The ChatGPT sidebar, meanwhile, is also being reworked for better usability. According to Fry, it will soon allow users to switch between projects or AI models directly within the same tab — without having to reload or navigate away. The goal, he said, is to make Atlas not just a browser, but a personalised workspace driven by AI assistance at every level.

OpenAI’s approach appears aimed squarely at turning ChatGPT Atlas into a central hub for digital productivity — one that blurs the lines between a web browser, a search engine, and an intelligent assistant. While browsers like Chrome, Firefox, and Edge have experimented with AI integration, none have been built entirely around it from the ground up.

The addition of an ad blocker, though optional, could also prove controversial. Advertising remains a core revenue stream for many platforms, including Google, and OpenAI’s choice to include it signals a willingness to challenge the ad-driven ecosystem that underpins much of the modern web.
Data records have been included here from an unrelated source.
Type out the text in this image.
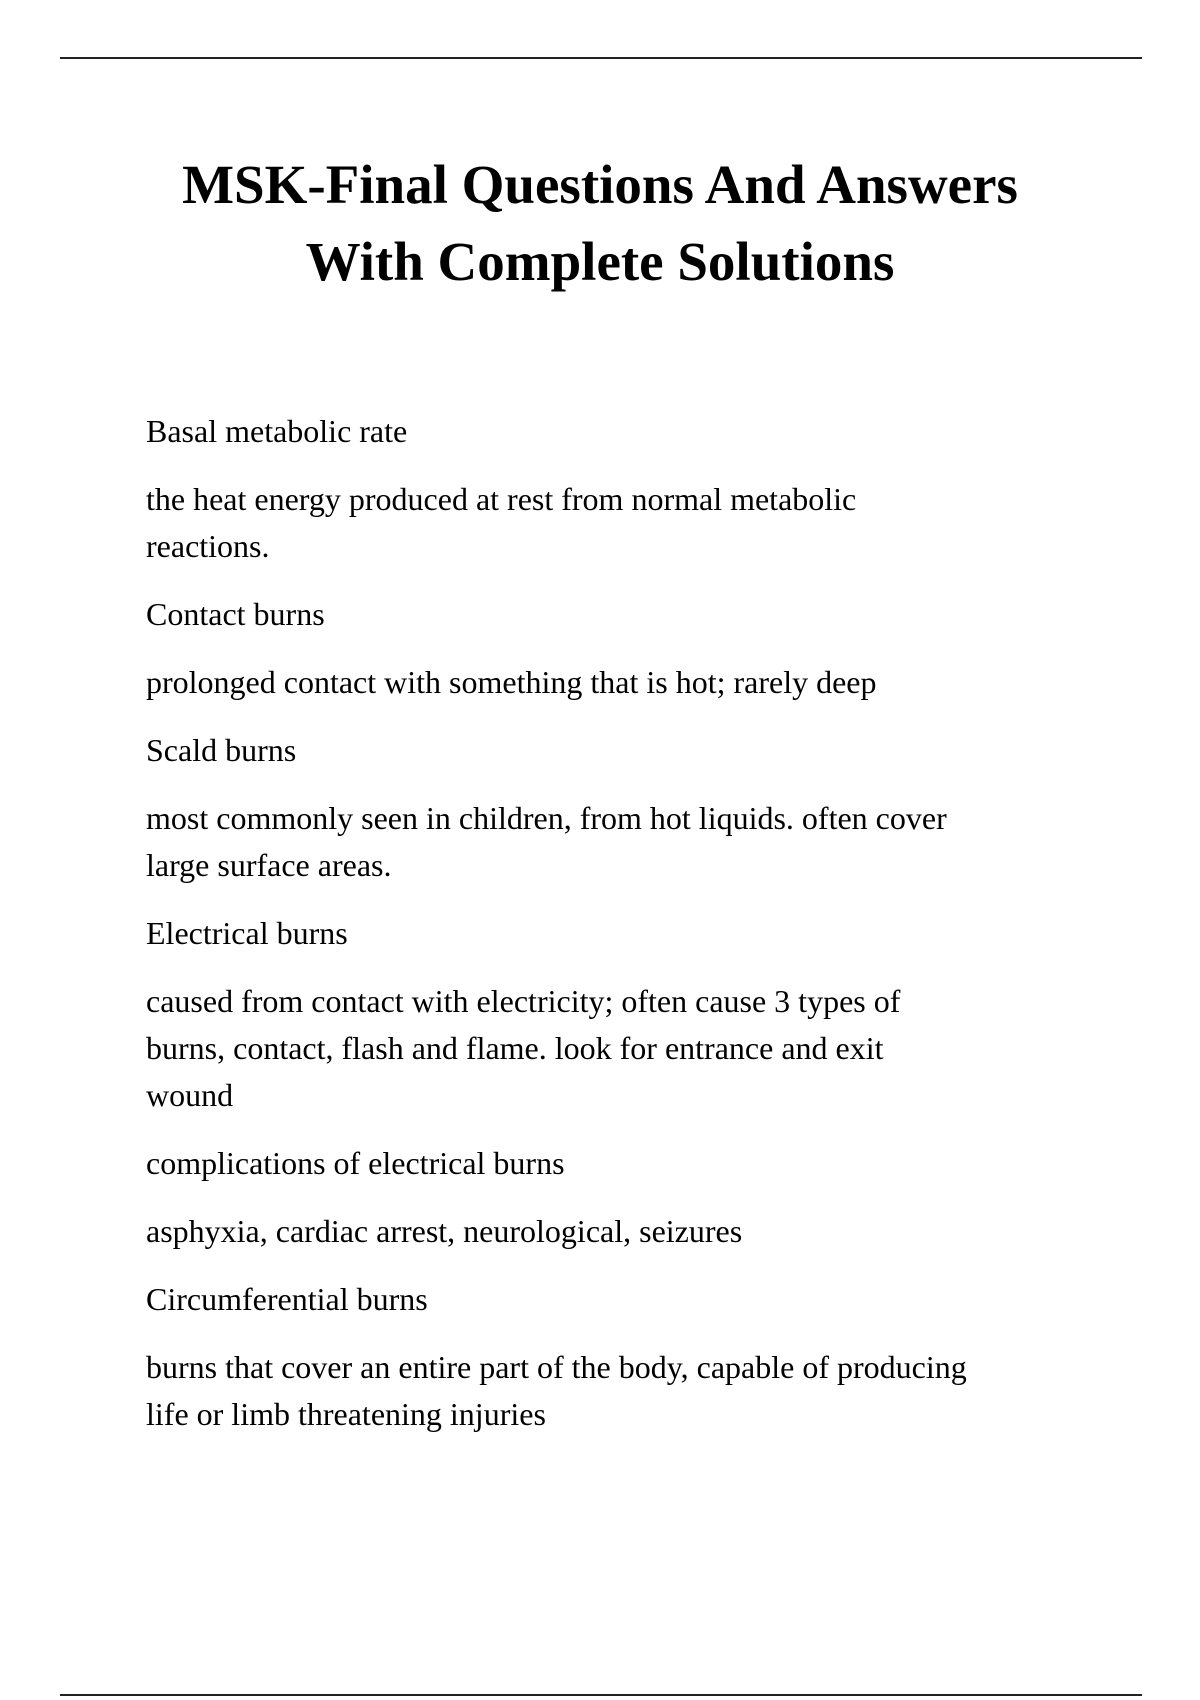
MSK-Final Questions And Answers
With Complete Solutions

Basal metabolic rate

the heat energy produced at rest from normal metabolic
reactions.

Contact burns

prolonged contact with something that is hot; rarely deep

Scald burns

most commonly seen in children, from hot liquids. often cover
large surface areas.

Electrical burns

caused from contact with electricity; often cause 3 types of
burns, contact, flash and flame. look for entrance and exit
wound

complications of electrical burns

asphyxia, cardiac arrest, neurological, seizures

Circumferential burns

burns that cover an entire part of the body, capable of producing
life or limb threatening injuries
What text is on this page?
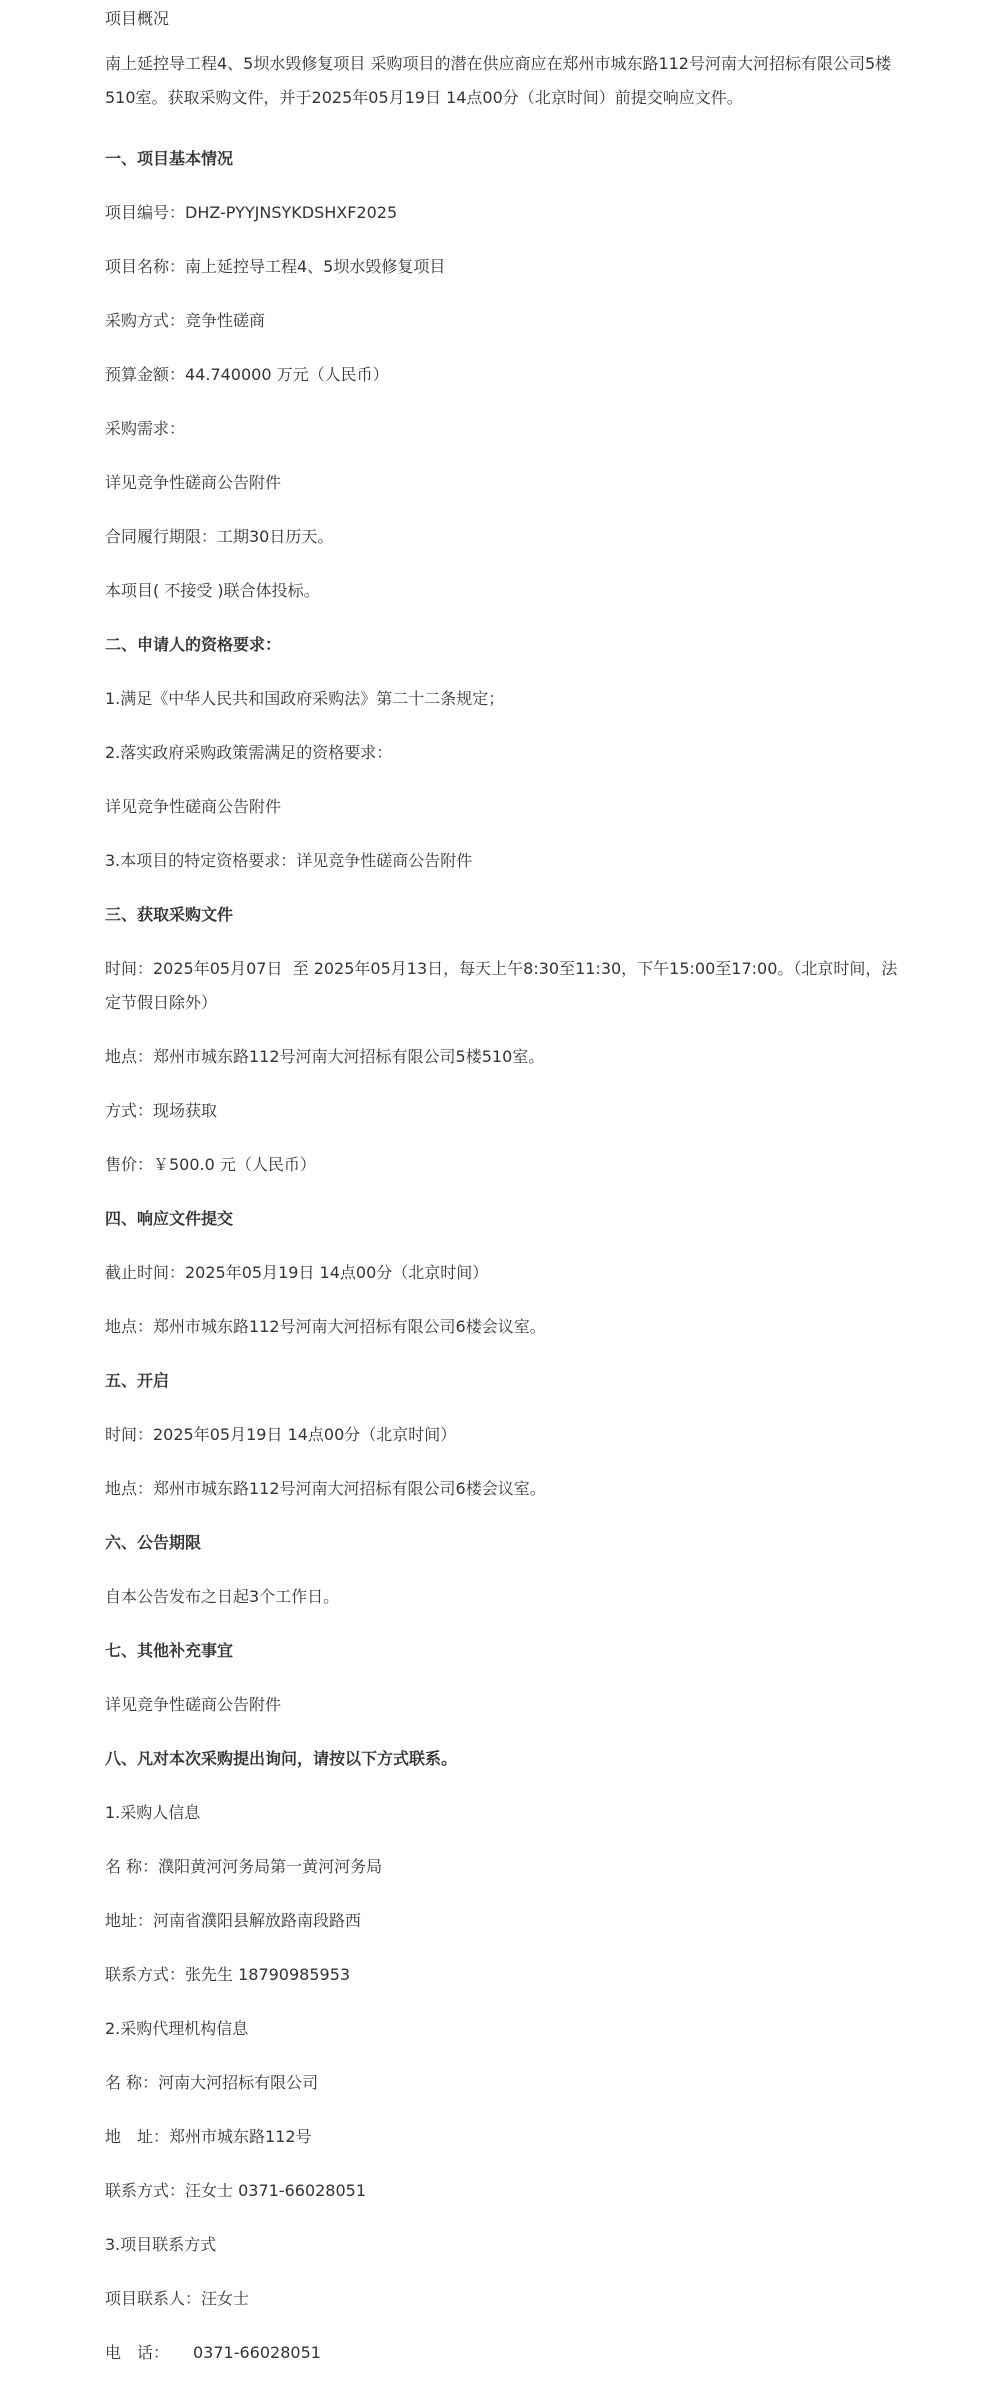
项目概况

南上延控导工程4、5坝水毁修复项目 采购项目的潜在供应商应在郑州市城东路112号河南大河招标有限公司5楼510室。获取采购文件，并于2025年05月19日 14点00分（北京时间）前提交响应文件。

一、项目基本情况

项目编号：DHZ-PYYJNSYKDSHXF2025

项目名称：南上延控导工程4、5坝水毁修复项目

采购方式：竞争性磋商

预算金额：44.740000 万元（人民币）

采购需求：

详见竞争性磋商公告附件

合同履行期限：工期30日历天。

本项目( 不接受 )联合体投标。

二、申请人的资格要求：

1.满足《中华人民共和国政府采购法》第二十二条规定；

2.落实政府采购政策需满足的资格要求：

详见竞争性磋商公告附件

3.本项目的特定资格要求：详见竞争性磋商公告附件

三、获取采购文件

时间：2025年05月07日  至 2025年05月13日，每天上午8:30至11:30，下午15:00至17:00。（北京时间，法定节假日除外）

地点：郑州市城东路112号河南大河招标有限公司5楼510室。

方式：现场获取

售价：￥500.0 元（人民币）

四、响应文件提交

截止时间：2025年05月19日 14点00分（北京时间）

地点：郑州市城东路112号河南大河招标有限公司6楼会议室。

五、开启

时间：2025年05月19日 14点00分（北京时间）

地点：郑州市城东路112号河南大河招标有限公司6楼会议室。

六、公告期限

自本公告发布之日起3个工作日。

七、其他补充事宜

详见竞争性磋商公告附件

八、凡对本次采购提出询问，请按以下方式联系。

1.采购人信息

名 称：濮阳黄河河务局第一黄河河务局

地址：河南省濮阳县解放路南段路西

联系方式：张先生 18790985953

2.采购代理机构信息

名 称：河南大河招标有限公司

地　址：郑州市城东路112号

联系方式：汪女士 0371-66028051

3.项目联系方式

项目联系人：汪女士

电　话：　　0371-66028051
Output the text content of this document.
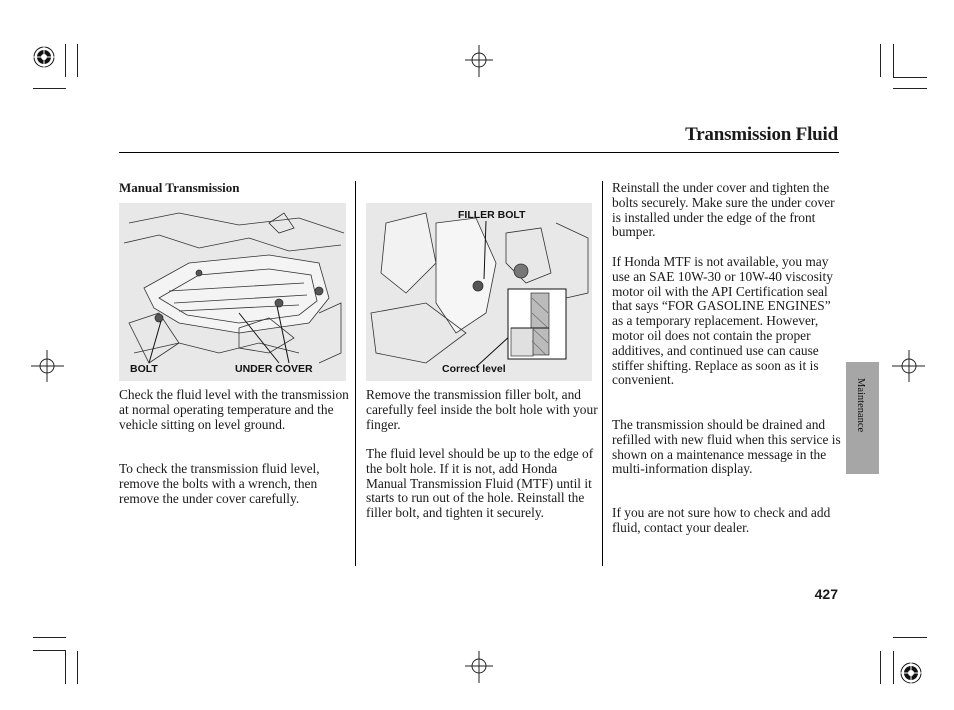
Transmission Fluid
Manual Transmission
BOLT	UNDER COVER

Check the fluid level with the transmission at normal operating temperature and the vehicle sitting on level ground.

To check the transmission fluid level, remove the bolts with a wrench, then remove the under cover carefully.

FILLER BOLT
Correct level

Remove the transmission filler bolt, and carefully feel inside the bolt hole with your finger.

The fluid level should be up to the edge of the bolt hole. If it is not, add Honda Manual Transmission Fluid (MTF) until it starts to run out of the hole. Reinstall the filler bolt, and tighten it securely.

Reinstall the under cover and tighten the bolts securely. Make sure the under cover is installed under the edge of the front bumper.

If Honda MTF is not available, you may use an SAE 10W-30 or 10W-40 viscosity motor oil with the API Certification seal that says “FOR GASOLINE ENGINES” as a temporary replacement. However, motor oil does not contain the proper additives, and continued use can cause stiffer shifting. Replace as soon as it is convenient.

The transmission should be drained and refilled with new fluid when this service is shown on a maintenance message in the multi-information display.

If you are not sure how to check and add fluid, contact your dealer.

Maintenance
427
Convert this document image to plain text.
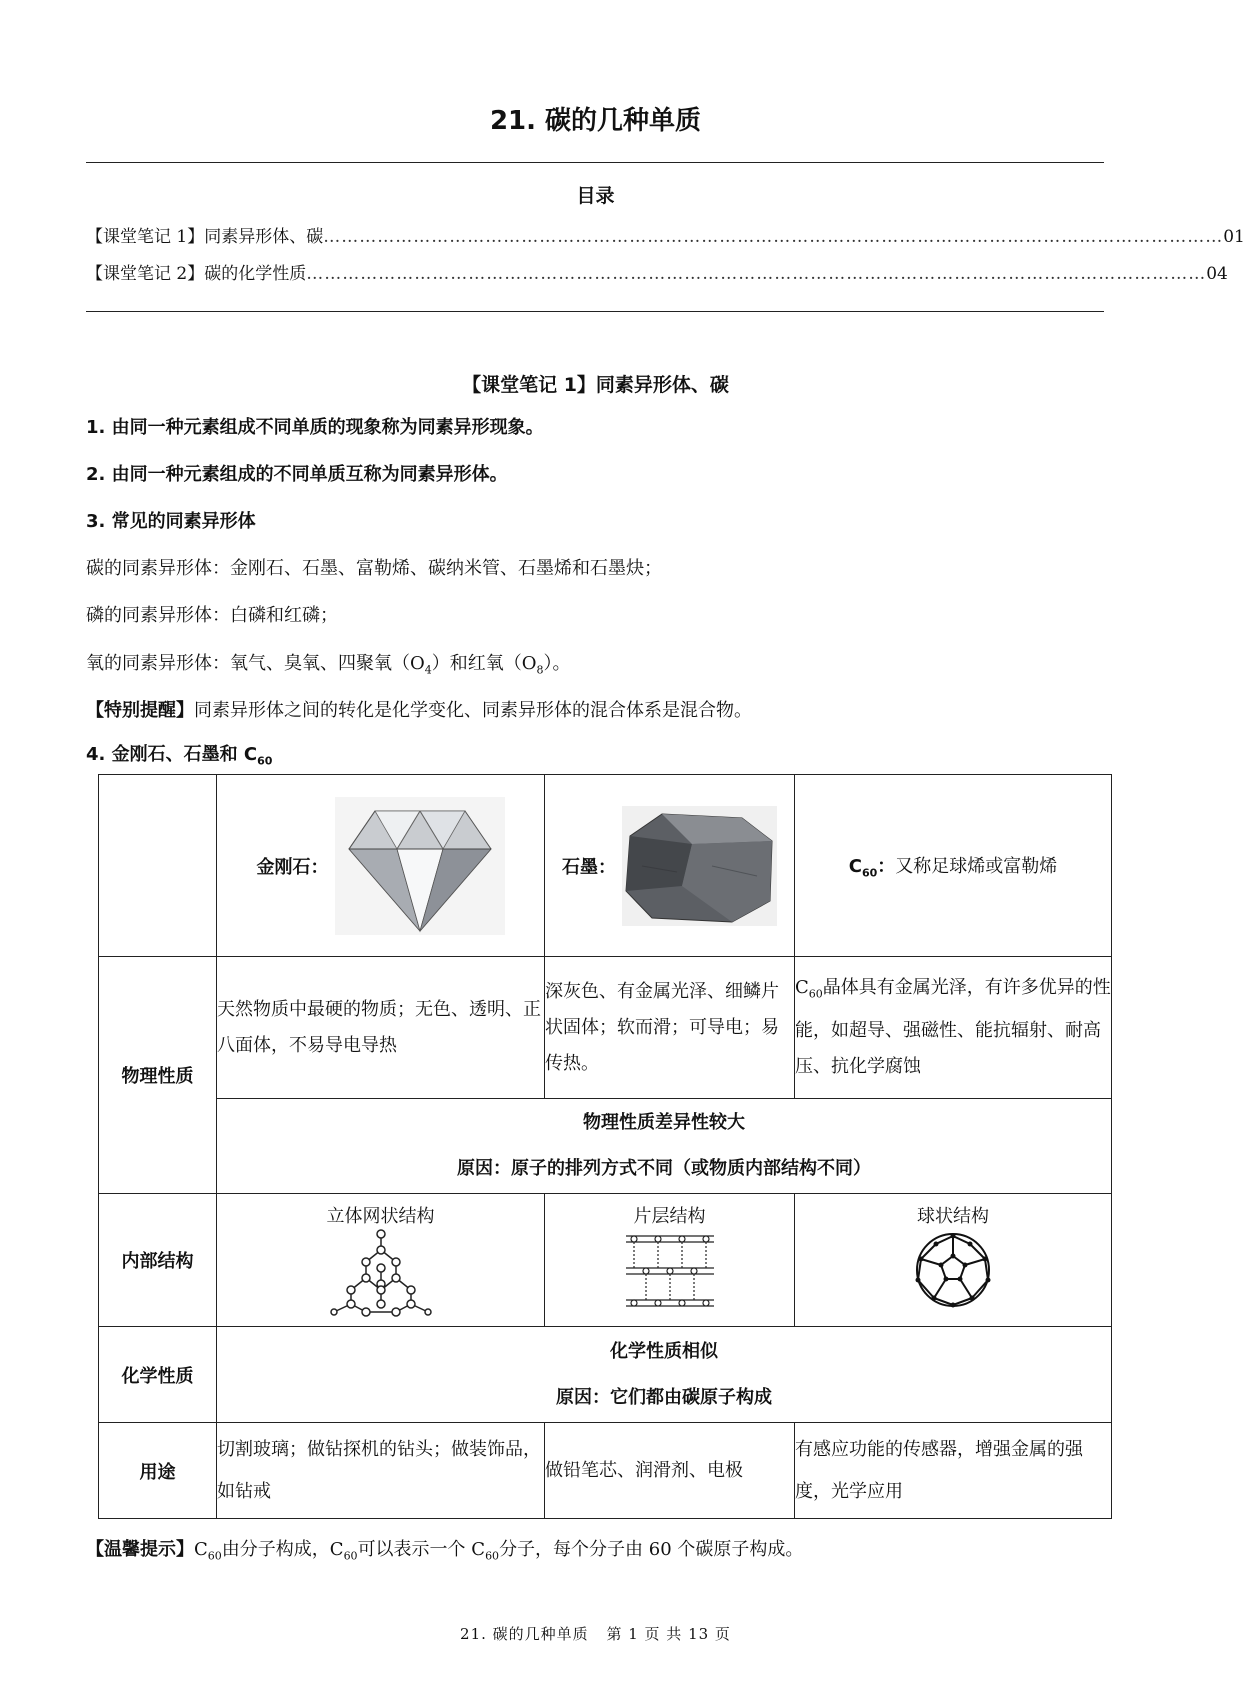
21. 碳的几种单质
目录
【课堂笔记 1】同素异形体、碳 …………………………………………………………………………………………………………………………………… 01
【课堂笔记 2】碳的化学性质 …………………………………………………………………………………………………………………………………… 04
【课堂笔记 1】同素异形体、碳
1. 由同一种元素组成不同单质的现象称为同素异形现象。
2. 由同一种元素组成的不同单质互称为同素异形体。
3. 常见的同素异形体
碳的同素异形体：金刚石、石墨、富勒烯、碳纳米管、石墨烯和石墨炔；
磷的同素异形体：白磷和红磷；
氧的同素异形体：氧气、臭氧、四聚氧$(O_4)$和红氧$(O_8)$。
【特别提醒】同素异形体之间的转化是化学变化、同素异形体的混合体系是混合物。
4. 金刚石、石墨和 $C_{60}$

	金刚石：	石墨：	$C_{60}$：又称足球烯或富勒烯
物理性质	天然物质中最硬的物质；无色、透明、正八面体，不易导电导热	深灰色、有金属光泽、细鳞片状固体；软而滑；可导电；易传热。	$C_{60}$晶体具有金属光泽，有许多优异的性能，如超导、强磁性、能抗辐射、耐高压、抗化学腐蚀

	物理性质差异性较大
原因：原子的排列方式不同（或物质内部结构不同）		

内部结构	立体网状结构	片层结构	球状结构

化学性质	化学性质相似
原因：它们都由碳原子构成		

用途	切割玻璃；做钻探机的钻头；做装饰品，如钻戒	做铅笔芯、润滑剂、电极	有感应功能的传感器，增强金属的强度，光学应用
【温馨提示】$C_{60}$由分子构成，$C_{60}$可以表示一个 $C_{60}$分子，每个分子由 60 个碳原子构成。
21. 碳的几种单质 第 1 页 共 13 页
Atlas’s launch this week was widely seen as the latest shot in the escalating battle between OpenAI and Google. The company’s ambitions go well beyond chatbots — positioning its AI not just as a conversational tool but as an interface for the entire internet.

“Atlas represents the next frontier,” said one OpenAI insider familiar with the product’s development. “It’s not just about browsing anymore — it’s about using AI to navigate and act within the web itself.”

For now, users are still getting to grips with Atlas’s early release, which combines OpenAI’s flagship chatbot technology with a clean, AI-assisted browsing interface. But if the promised updates arrive as quickly as Fry suggests, the new entrant could become the biggest challenge yet to Chrome’s global dominance.

As Fry put it bluntly: “We’re just getting started.”